Starbelly has the ability to automatically log into a website if it has the appropriate credentials (see Credentials below). Some login forms may require a CAPTCHA. In those cases, you may configure a CAPTCHA solving service. Starbelly supports any CAPTCHA service that is compatible with the Antigate API. You may create multiple configurations in order to use multiple backend solvers or just to send different configurations to the same service.

Once you have created a CAPTCHA solver, specify that CAPTCHA solver in a crawl policy in order to send login CAPTCHAs to the solving service during crawls.

Credentials

Starbelly has the ability to automatically log into a website if it has the appropriate credentials. To configure credentials for a site, you only need to specify a login URL. (If the login URL enables single sign-on for multiple subdomains, then you should also specify the domain name that you wish to authenticate on.)

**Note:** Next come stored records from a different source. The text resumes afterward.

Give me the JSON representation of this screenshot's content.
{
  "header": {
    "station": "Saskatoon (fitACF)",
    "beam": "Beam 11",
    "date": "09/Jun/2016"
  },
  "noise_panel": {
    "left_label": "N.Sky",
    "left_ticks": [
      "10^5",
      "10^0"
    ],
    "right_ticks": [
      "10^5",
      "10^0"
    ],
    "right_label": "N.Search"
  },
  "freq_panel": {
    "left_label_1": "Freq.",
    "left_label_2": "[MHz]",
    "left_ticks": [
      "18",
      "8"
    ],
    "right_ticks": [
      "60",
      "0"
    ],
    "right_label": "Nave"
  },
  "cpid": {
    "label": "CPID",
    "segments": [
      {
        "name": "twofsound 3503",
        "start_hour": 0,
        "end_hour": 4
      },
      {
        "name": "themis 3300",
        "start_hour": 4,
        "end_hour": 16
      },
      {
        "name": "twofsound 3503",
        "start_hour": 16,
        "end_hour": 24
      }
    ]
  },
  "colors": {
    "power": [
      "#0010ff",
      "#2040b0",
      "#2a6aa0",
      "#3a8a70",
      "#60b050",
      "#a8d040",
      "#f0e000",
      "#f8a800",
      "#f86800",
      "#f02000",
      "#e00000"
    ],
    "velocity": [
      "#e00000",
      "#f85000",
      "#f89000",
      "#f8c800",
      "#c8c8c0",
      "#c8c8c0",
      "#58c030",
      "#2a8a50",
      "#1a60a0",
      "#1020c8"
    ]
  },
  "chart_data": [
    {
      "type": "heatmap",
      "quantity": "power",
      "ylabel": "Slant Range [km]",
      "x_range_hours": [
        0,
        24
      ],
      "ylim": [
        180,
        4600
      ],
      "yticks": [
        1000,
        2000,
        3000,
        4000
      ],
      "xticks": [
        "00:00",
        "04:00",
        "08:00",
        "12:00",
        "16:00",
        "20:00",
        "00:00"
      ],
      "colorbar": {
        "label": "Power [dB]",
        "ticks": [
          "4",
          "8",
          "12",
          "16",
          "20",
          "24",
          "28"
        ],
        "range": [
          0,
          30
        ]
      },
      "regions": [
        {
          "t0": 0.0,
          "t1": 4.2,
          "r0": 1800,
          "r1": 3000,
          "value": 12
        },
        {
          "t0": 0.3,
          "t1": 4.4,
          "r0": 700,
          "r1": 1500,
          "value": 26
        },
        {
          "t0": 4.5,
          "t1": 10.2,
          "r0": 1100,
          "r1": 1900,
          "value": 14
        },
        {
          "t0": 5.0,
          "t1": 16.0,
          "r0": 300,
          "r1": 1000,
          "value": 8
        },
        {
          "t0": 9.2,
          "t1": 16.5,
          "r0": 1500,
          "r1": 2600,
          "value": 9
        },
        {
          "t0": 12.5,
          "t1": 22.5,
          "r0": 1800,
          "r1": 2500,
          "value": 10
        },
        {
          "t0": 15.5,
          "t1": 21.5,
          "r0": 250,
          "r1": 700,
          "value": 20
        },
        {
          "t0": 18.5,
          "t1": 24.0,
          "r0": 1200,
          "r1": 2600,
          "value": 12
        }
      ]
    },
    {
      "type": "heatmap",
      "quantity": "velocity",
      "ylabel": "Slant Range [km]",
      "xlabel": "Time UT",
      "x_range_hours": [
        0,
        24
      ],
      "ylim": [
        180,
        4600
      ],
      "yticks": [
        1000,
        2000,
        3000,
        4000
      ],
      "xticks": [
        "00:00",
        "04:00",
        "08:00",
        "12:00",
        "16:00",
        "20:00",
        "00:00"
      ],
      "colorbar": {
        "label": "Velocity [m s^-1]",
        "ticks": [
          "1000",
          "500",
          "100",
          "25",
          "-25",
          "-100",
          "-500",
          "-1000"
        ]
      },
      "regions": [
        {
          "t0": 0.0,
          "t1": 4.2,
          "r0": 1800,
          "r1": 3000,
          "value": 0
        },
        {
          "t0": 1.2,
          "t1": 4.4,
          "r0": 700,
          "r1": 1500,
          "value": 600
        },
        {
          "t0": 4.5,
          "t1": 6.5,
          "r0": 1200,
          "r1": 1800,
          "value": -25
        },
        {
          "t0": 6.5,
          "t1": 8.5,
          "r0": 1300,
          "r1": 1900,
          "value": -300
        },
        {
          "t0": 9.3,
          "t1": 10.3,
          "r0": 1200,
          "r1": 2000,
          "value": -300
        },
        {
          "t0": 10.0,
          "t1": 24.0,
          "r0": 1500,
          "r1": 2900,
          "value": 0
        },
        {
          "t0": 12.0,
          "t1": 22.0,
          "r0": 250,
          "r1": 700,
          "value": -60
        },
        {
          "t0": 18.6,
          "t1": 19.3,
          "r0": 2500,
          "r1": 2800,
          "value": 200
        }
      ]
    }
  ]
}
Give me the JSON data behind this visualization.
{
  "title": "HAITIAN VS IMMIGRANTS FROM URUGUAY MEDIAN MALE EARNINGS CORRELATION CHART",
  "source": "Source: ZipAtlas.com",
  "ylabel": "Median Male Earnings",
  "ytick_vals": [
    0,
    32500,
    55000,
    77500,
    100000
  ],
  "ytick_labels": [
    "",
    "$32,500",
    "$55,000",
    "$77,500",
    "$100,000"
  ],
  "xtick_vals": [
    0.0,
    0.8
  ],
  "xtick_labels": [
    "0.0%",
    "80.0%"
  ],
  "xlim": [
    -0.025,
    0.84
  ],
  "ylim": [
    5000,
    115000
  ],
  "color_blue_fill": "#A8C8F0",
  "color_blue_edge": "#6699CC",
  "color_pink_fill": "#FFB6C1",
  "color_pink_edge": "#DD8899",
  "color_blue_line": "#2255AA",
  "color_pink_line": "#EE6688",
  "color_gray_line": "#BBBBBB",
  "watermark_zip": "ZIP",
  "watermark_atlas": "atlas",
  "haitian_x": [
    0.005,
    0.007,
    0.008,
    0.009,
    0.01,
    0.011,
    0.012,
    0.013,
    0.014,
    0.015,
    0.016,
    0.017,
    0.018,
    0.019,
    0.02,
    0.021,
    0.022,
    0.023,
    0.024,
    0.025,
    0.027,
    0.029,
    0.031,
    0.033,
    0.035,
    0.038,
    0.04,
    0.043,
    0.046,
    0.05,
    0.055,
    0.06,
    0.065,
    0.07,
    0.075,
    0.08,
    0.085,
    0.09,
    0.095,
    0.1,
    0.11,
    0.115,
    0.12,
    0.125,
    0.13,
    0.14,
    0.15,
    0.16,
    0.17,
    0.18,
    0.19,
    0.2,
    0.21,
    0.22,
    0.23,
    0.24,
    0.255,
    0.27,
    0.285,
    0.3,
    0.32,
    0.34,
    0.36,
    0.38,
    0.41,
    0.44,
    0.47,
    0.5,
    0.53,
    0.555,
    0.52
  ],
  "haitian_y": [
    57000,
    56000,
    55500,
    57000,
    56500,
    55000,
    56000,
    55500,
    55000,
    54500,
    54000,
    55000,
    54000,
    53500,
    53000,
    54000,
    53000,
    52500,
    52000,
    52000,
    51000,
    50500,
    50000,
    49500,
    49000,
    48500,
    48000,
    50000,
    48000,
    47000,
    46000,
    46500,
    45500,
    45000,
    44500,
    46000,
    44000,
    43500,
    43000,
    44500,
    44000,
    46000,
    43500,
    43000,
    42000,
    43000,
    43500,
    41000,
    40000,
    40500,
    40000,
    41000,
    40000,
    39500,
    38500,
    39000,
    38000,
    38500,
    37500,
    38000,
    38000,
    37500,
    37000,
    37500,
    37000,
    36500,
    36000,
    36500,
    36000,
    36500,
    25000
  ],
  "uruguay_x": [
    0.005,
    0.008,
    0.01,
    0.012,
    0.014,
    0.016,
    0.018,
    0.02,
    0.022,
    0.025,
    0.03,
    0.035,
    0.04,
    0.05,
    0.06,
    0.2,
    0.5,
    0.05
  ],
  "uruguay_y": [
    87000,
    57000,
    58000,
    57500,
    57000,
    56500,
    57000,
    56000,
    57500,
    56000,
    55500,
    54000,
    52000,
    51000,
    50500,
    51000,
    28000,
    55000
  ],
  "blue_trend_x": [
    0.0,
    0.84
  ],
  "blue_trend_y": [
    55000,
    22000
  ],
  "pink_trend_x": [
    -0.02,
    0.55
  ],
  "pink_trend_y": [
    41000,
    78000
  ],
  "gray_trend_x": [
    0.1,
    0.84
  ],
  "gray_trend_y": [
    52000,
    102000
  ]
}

For each domain, you may set up multiple username & password credentials. When the crawler encounters that domain during a crawl, it will randomly pick one of the credentials and attempt to login with it. (The crawler uses machine learning to identify and parse the login form.)

Rate Limits

The crawler observes rate limits between subsequent requests to a single domain. For example, with the default delay of 5 seconds, the crawler will wait 5 seconds after a request completes until it initiates another request to that same domain. Therfore, the crawler will download at most 12 pages per minute from a single domain using the default rate limit. In practice, it will download fewer than 12 pages per minute, since each request itself also takes some non-negligible amount of time.

Furthermore, rate limits apply across all jobs. For example, if you have two different jobs crawling one domain, each job will effectively be limited to 6 pages per minute instead of 12.

On the Rate Limits configuration screen, you may change the global limit as well as customize rate limits for specific domains. This allows you to specify lower rate limits for domains that can handle higher traffic. For example, you might crawl web servers on your corporate intranet faster than you crawl a public internet server.